Tuesday, April 27, 2010

Social Networking: Why You Should Be Worried

While social engineering as a method of compromising systems and networks is nothing new (and the art of deception going back long before the advent of TCP/IP), social networking amplifies the potential for abuse through a multitude of things. Mostly naiveté- why they won't be targeted, why they (individual users) have nothing to hide, mistaken or deluded notions how their personal information will be used, etc. 

I could trash these notions up and down but I really don't have the time. So instead, if you honestly kid yourself with any of the following excuses:
  • "I have nothing to hide!"
  • "I won't be targeted!"
  • "I trust 'them' with my personal information!"
Then you need to just skip to my References section in this post below. When you're done with reading the lot, then come back here. Because if you honestly think you are somehow going to magically escape the bullet, you are just wrong. Wrong, wrong, wrong. Dead wrong. 

Did I say wrong enough times?

What's more, your action (or worse yet, inaction) will have an impact on how information is used, global notions of privacy and furthermore, you may indirectly compromise your workplace, your colleagues, co-workers, friends or family.

What makes social networking a far greater threat than old fashioned social networking is that it compounds the problem on multiple levels. 

Information that was previously hard to come by (i.e. had to be acquired by being physically present or knowing certain individuals) can be now mined, remotely or privately. Websites such as pipl.com or tools like Maltego have shown the very real threat that remnant traces of data on the Internet can reveal.  We can see data in aggregate. And the aggregation of data compounds the risks as the sum is greater than its parts.

Social networking allows data to determine subject-object relationships. Context is revealed. So we know that Jarrod likes Mixed Martial Arts and that Ultimate Fighting Champsionship is an MMA event. So it would stand to reason that Jarrod would like to hear about the UFC. This is the value of data and relationships. This is the worldly view that Google and Facebook are trying to build. But sometimes these relationships can have unexpected consequences. 

E.g. An attacker finds out you work at XYZ Company in the Payroll area (LinkedIn) and you like going out to concerts and are a fan of Pink (Facebook). Searching on your email address which you have listed as public (pipl.com) reveals your blog and some very compromising pictures. Or maybe just a rant about how much you hate your boss. Or to distribute a finely crafted piece of malware which purpotes to be Pink playing live in your hometown with hopes of compromising your work machine...

Social relationships are important and I don't want to say "don't use social networking" but we need to be mindful of the information we are sharing isn't "just to our friends". We're sharing it with third parties that we have trusted and sometimes, that trust is misplaced, taken for granted (Google/Buzz) or just outright abused (Facebook). 

Locking down your profile doesn't always solve the problem because these companies can still share it with third parties or use it internally at whim (Google), they can still hold the data indefinitely (Facebook), or be riddled with security holes. To such a degree that even if you do the right thing, share the minimal amount required and lock down your privacy settings, etc, that you can be hit by those people you have as 'friends' because of their own lax approach to personal security and privacy (or because they install every sodding game or application under the sun).
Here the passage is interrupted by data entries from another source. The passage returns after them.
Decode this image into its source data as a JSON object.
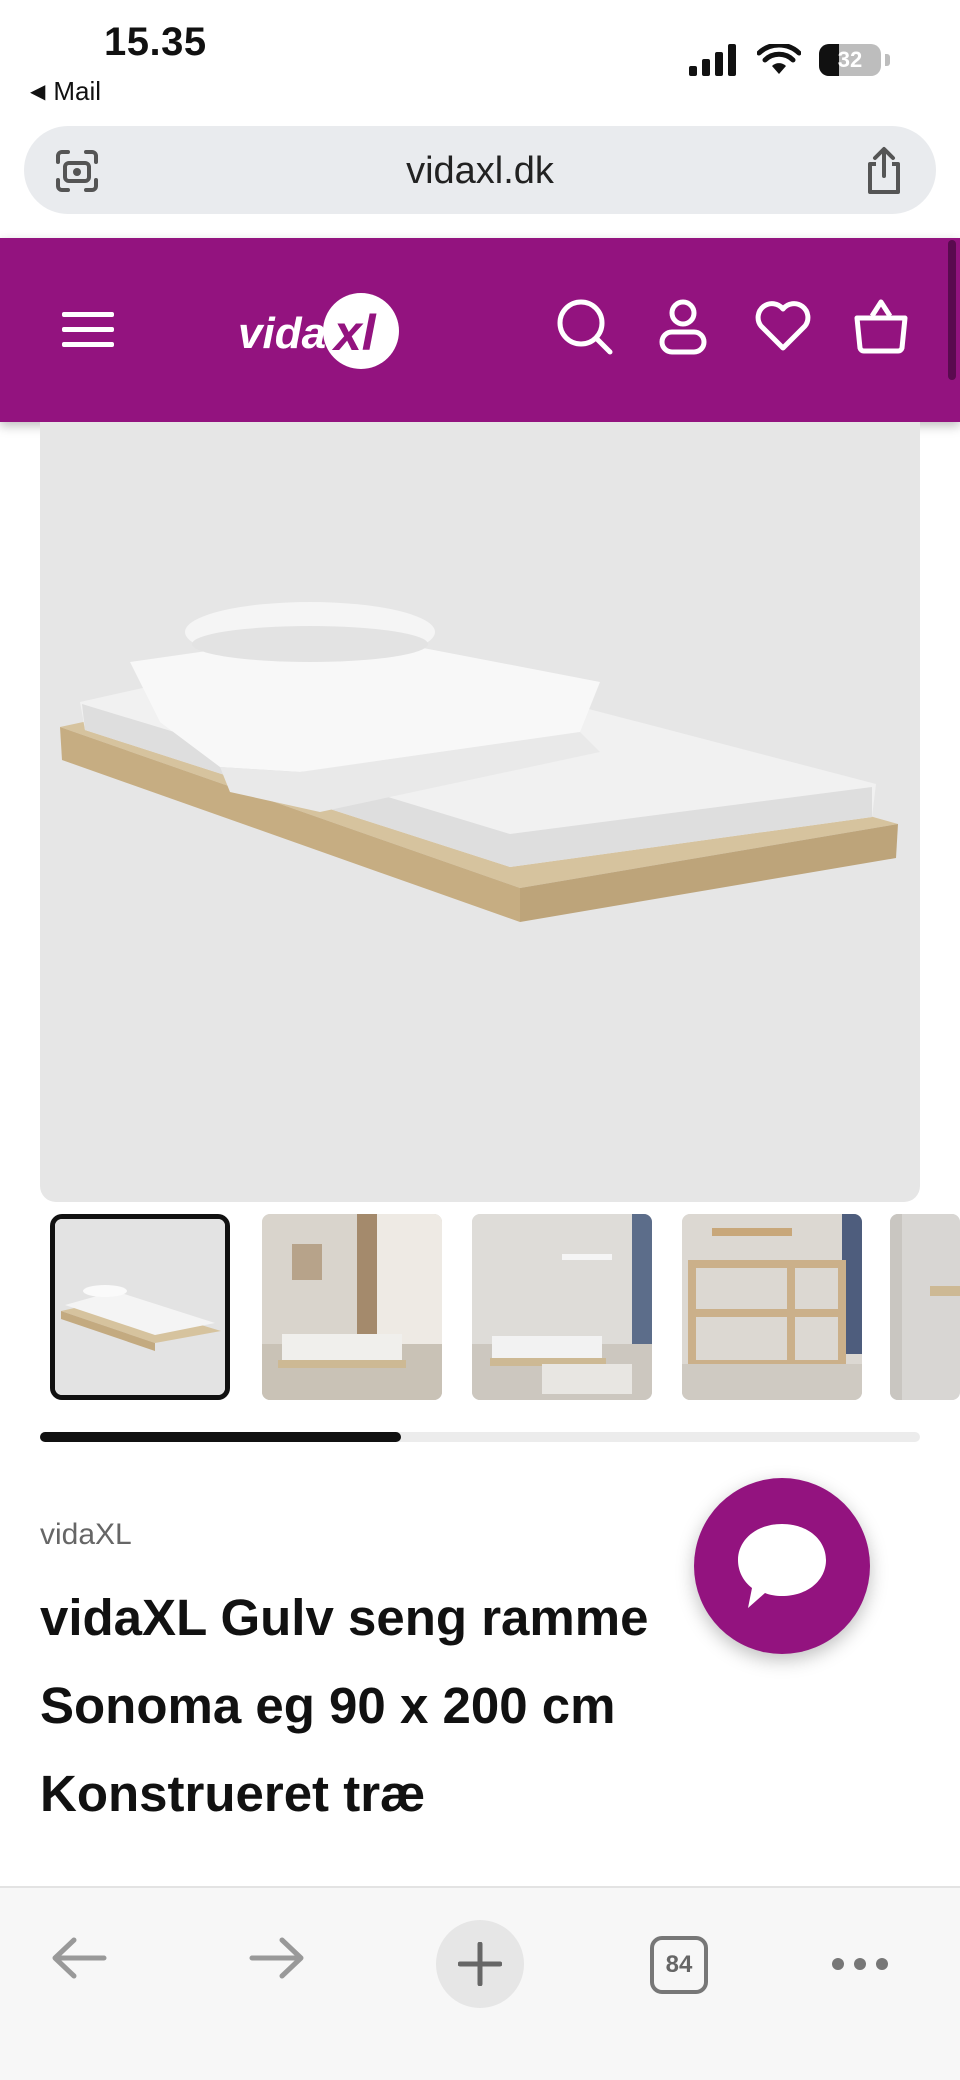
{
  "status_bar": {
    "time": "15.35",
    "back_app": "Mail",
    "battery": "32",
    "battery_level": 0.32
  },
  "browser": {
    "url": "vidaxl.dk",
    "tab_count": "84"
  },
  "colors": {
    "brand": "#93137f",
    "chrome_bg": "#e9ebee"
  },
  "header": {
    "logo_text": "vidaXL",
    "icons": [
      "menu-icon",
      "search-icon",
      "account-icon",
      "wishlist-icon",
      "cart-icon"
    ]
  },
  "gallery": {
    "thumbnail_count_visible": 5,
    "active_index": 0,
    "progress": 0.41
  },
  "product": {
    "brand": "vidaXL",
    "title": "vidaXL Gulv seng ramme Sonoma eg 90 x 200 cm Konstrueret træ"
  },
  "toolbar": {
    "icons": [
      "back-arrow-icon",
      "forward-arrow-icon",
      "plus-icon",
      "tabs-icon",
      "more-icon"
    ]
  }
}
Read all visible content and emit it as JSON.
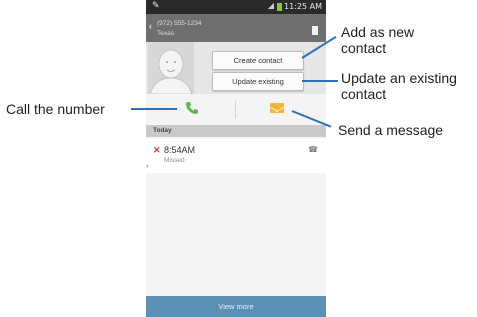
{
  "status_bar": {
    "time": "11:25 AM"
  },
  "header": {
    "phone_number": "(972) 555-1234",
    "location": "Texas"
  },
  "contact_actions": {
    "create_contact": "Create contact",
    "update_existing": "Update existing"
  },
  "call_log": {
    "section_title": "Today",
    "entries": [
      {
        "time": "8:54AM",
        "status": "Missed"
      }
    ]
  },
  "footer": {
    "view_more": "View more"
  },
  "callouts": {
    "add_new": "Add as new contact",
    "update_existing": "Update an existing contact",
    "call_number": "Call the number",
    "send_message": "Send a message"
  },
  "colors": {
    "accent_blue": "#2f6fb6",
    "call_green": "#5cb84c",
    "message_orange": "#f3b43a",
    "missed_red": "#d63a3a"
  }
}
This isn't intended to scare the crap out of you (although I'm sure it may for some if you start seeing how real world attack scenarios occur in my references section and the Google/China hack) but you need to realise how it can be abused. 

If you're going to use social networking services, you need to be mindful:
- what you share,
- who you share it with (companies/websites as well as individuals),
- default privacy/profile settings,
- if in doubt, just share the BARE MINIMUM required to maintain social contact!

- J.



Wireghoul said...

Coincidental timing... http://snosoft.blogspot.com/2010/04/hacking-your-bank.html

Drazen Drazic said...

That's one worth linking to people we know outside of our industry. Nice write-up mate. Love the passion in your writing. Linking it out now.


Matthew Hackling said...

Thanks for the link to the "why blackhats alwas win"" talk, great reading comparing standard "pen test" methodology vs what the black hats do.

Jarrod said...

Wireghoul - the hacking your bank one linked directly off one of my reference links, which is why I posted it :)

DD - You're welcome. I had a few people (mostly friends and family) asking.

Matt - You should also check the metaphish paper and some of the other talks/presentations done by attackresearch.com

Drawing classes said...

What a wonderful post to read!! thank you for bringing all good thoughts into one post!